A Simplistic View
To the editors:
Miriam Asnes (Opinion, “A Liberation Story?”, April 16), compares the plight of the Palestinians to that of the biblical Israelites enslaved to the Egyptians, who, in her analogy, represent modern Israel.
Equating a modern political situation to an event in the Bible is deeply problematic; the narratives often lack the complexity and nuance that exist in the world we know. For Asnes, the current conflict can be summed up in two straightforward identities: Israelis = biblical Egyptians = bad, while Palestinians = biblical Israelites = good. This sort of rhetoric is offensive both to reality and to the reader’s intelligence.
Asnes cites recent uses of force against Palestinians, in particular the demolition by Israeli forces of 30 homes in a Palestinian refugee camp. Asnes mentions that Palestinian snipers were using these locations to shoot and kill Israeli citizens, but she never explains why Israel’s response makes it the oppressor. She avoids this because admitting that Palestinians are attacking Israelis would complicate her story; it would reveal the fallaciousness of her analogy.

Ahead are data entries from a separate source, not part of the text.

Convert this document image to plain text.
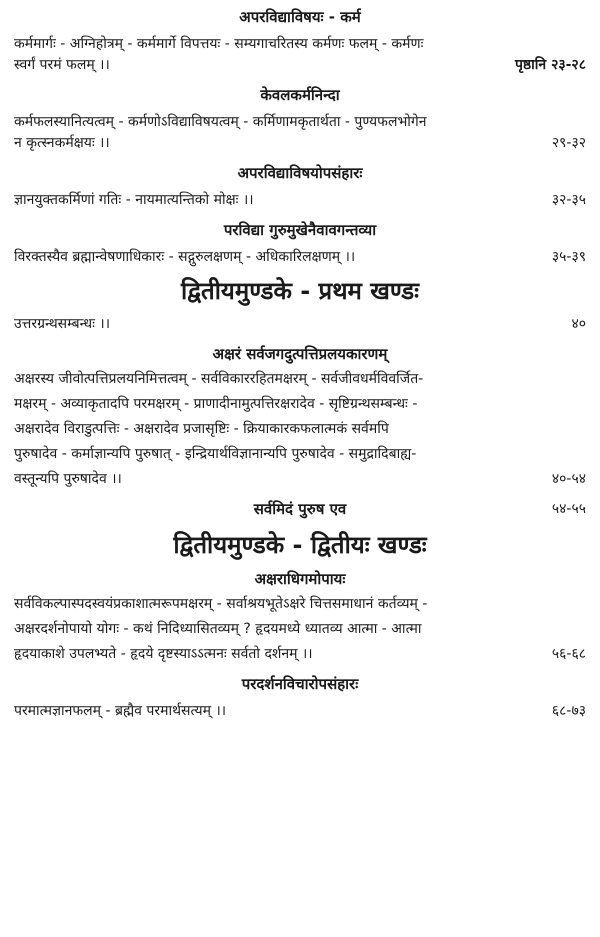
अपरविद्याविषयः - कर्म

कर्ममार्गः - अग्निहोत्रम् - कर्ममार्गे विपत्तयः - सम्यगाचरितस्य कर्मणः फलम् - कर्मणः

स्वर्गं परमं फलम् ।।	पृष्ठानि २३-२८

केवलकर्मनिन्दा

कर्मफलस्यानित्यत्वम् - कर्मणोऽविद्याविषयत्वम् - कर्मिणामकृतार्थता - पुण्यफलभोगेन

न कृत्स्नकर्मक्षयः ।।	२९-३२

अपरविद्याविषयोपसंहारः

ज्ञानयुक्तकर्मिणां गतिः - नायमात्यन्तिको मोक्षः ।।	३२-३५

परविद्या गुरुमुखेनैवावगन्तव्या

विरक्तस्यैव ब्रह्मान्वेषणाधिकारः - सद्गुरुलक्षणम् - अधिकारिलक्षणम् ।।	३५-३९

द्वितीयमुण्डके - प्रथम खण्डः

उत्तरग्रन्थसम्बन्धः ।।	४०

अक्षरं सर्वजगदुत्पत्तिप्रलयकारणम्

अक्षरस्य जीवोत्पत्तिप्रलयनिमित्तत्वम् - सर्वविकाररहितमक्षरम् - सर्वजीवधर्मविवर्जित-

मक्षरम् - अव्याकृतादपि परमक्षरम् - प्राणादीनामुत्पत्तिरक्षरादेव - सृष्टिग्रन्थसम्बन्धः -

अक्षरादेव विराडुत्पत्तिः - अक्षरादेव प्रजासृष्टिः - क्रियाकारकफलात्मकं सर्वमपि

पुरुषादेव - कर्माज्ञान्यपि पुरुषात् - इन्द्रियार्थविज्ञानान्यपि पुरुषादेव - समुद्रादिबाह्य-

वस्तून्यपि पुरुषादेव ।।	४०-५४

सर्वमिदं पुरुष एव	५४-५५

द्वितीयमुण्डके - द्वितीयः खण्डः

अक्षराधिगमोपायः

सर्वविकल्पास्पदस्वयंप्रकाशात्मरूपमक्षरम् - सर्वाश्रयभूतेऽक्षरे चित्तसमाधानं कर्तव्यम् -

अक्षरदर्शनोपायो योगः - कथं निदिध्यासितव्यम् ? हृदयमध्ये ध्यातव्य आत्मा - आत्मा

हृदयाकाशे उपलभ्यते - हृदये दृष्टस्याऽऽत्मनः सर्वतो दर्शनम् ।।	५६-६८

परदर्शनविचारोपसंहारः

परमात्मज्ञानफलम् - ब्रह्मैव परमार्थसत्यम् ।।	६८-७३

Knowing, though, that there is Palestinian brutality, aggression and terrorism against Israelis, she searches for a place to fit them into her story: these parallel the plagues that God brings upon the Egyptians. In her narrative, these “reprehensible actions” have a moral: “there is an imbalance of power that Israel has the ability to remedy.” Does she mean that the Israeli government must provide its Palestinian attackers with better arms? May one only defend oneself against an equally strong enemy? Because it has better military capabilities, Asnes implies, Israel is necessarily in the moral wrong. While the more powerful side in a conflict has greater ability to oppress the weaker side, logic—and reality—permit the opposite. So while it is relevant to note Israel’s superior military capacities, the imbalance doesn’t reveal which side is acting morally.

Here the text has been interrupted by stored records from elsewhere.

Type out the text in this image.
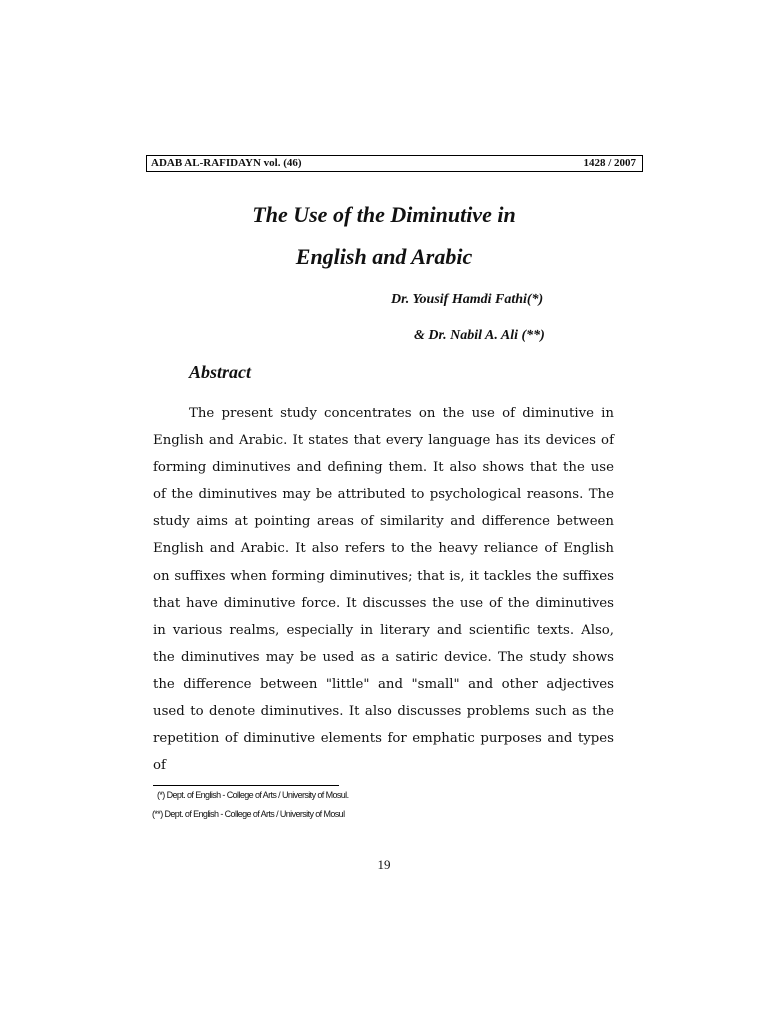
ADAB AL-RAFIDAYN vol. (46)	1428 / 2007
The Use of the Diminutive in
English and Arabic
Dr. Yousif Hamdi Fathi(*)
& Dr. Nabil A. Ali (**)
Abstract

The present study concentrates on the use of diminutive in English and Arabic. It states that every language has its devices of forming diminutives and defining them. It also shows that the use of the diminutives may be attributed to psychological reasons. The study aims at pointing areas of similarity and difference between English and Arabic. It also refers to the heavy reliance of English on suffixes when forming diminutives; that is, it tackles the suffixes that have diminutive force. It discusses the use of the diminutives in various realms, especially in literary and scientific texts. Also, the diminutives may be used as a satiric device. The study shows the difference between "little" and "small" and other adjectives used to denote diminutives. It also discusses problems such as the repetition of diminutive elements for emphatic purposes and types of

(*) Dept. of English - College of Arts / University of Mosul.
(**) Dept. of English - College of Arts / University of Mosul
19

For Asnes, powerlessness, victimhood and the moral high ground are elements of a single package, while power, oppression and moral corruption are inextricably joined as well. She complains that in Israel today, the Jews are “not in the familiar position of victim”; she is actually mourning the fact that the Jews in Israel have power.

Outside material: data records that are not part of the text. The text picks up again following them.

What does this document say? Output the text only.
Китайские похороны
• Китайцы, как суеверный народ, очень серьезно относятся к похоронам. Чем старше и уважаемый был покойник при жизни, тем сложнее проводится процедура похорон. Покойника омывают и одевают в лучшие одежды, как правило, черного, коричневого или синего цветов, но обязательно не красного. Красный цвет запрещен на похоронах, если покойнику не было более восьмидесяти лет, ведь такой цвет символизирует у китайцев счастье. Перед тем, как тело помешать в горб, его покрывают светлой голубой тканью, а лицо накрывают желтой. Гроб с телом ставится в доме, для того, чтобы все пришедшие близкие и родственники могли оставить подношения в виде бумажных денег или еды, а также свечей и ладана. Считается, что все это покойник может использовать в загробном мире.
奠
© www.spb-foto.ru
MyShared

This is indeed unfamiliar to the Jewish nation, having spent 2000 years in a position of statelessness. But Jews’ finally having power to defend themselves is nothing to mourn. Israel faces the challenge of using military power to protect its citizens in a moral way, considering the realities of a complex world. We must judge Israel’s decisions on this basis, and not dismiss its claims simply because it is the more powerful party in this particular conflict.
Jonathan M. Gribetz ’02
April 17, 2001
The writer is president of Harvard Students for Israel.
Unions, not Wages
To the editors:
The Progressive Student Labor Movement (PSLM) claims the living wage movement is an effort to restore dignity to Harvard’s workers (News, “PSLM Occupies Mass. Hall,” April 18). Speaking from a modest, working-class background, I find their campaign inexcusably condescending. I envision these living wage protesters generously descending from their ivory towers to fight a battle for the common, uneducated worker. This benevolent gesture is patronizing and demoralizing, and if I were among the ranks of Harvard’s workers, I would feel humiliated.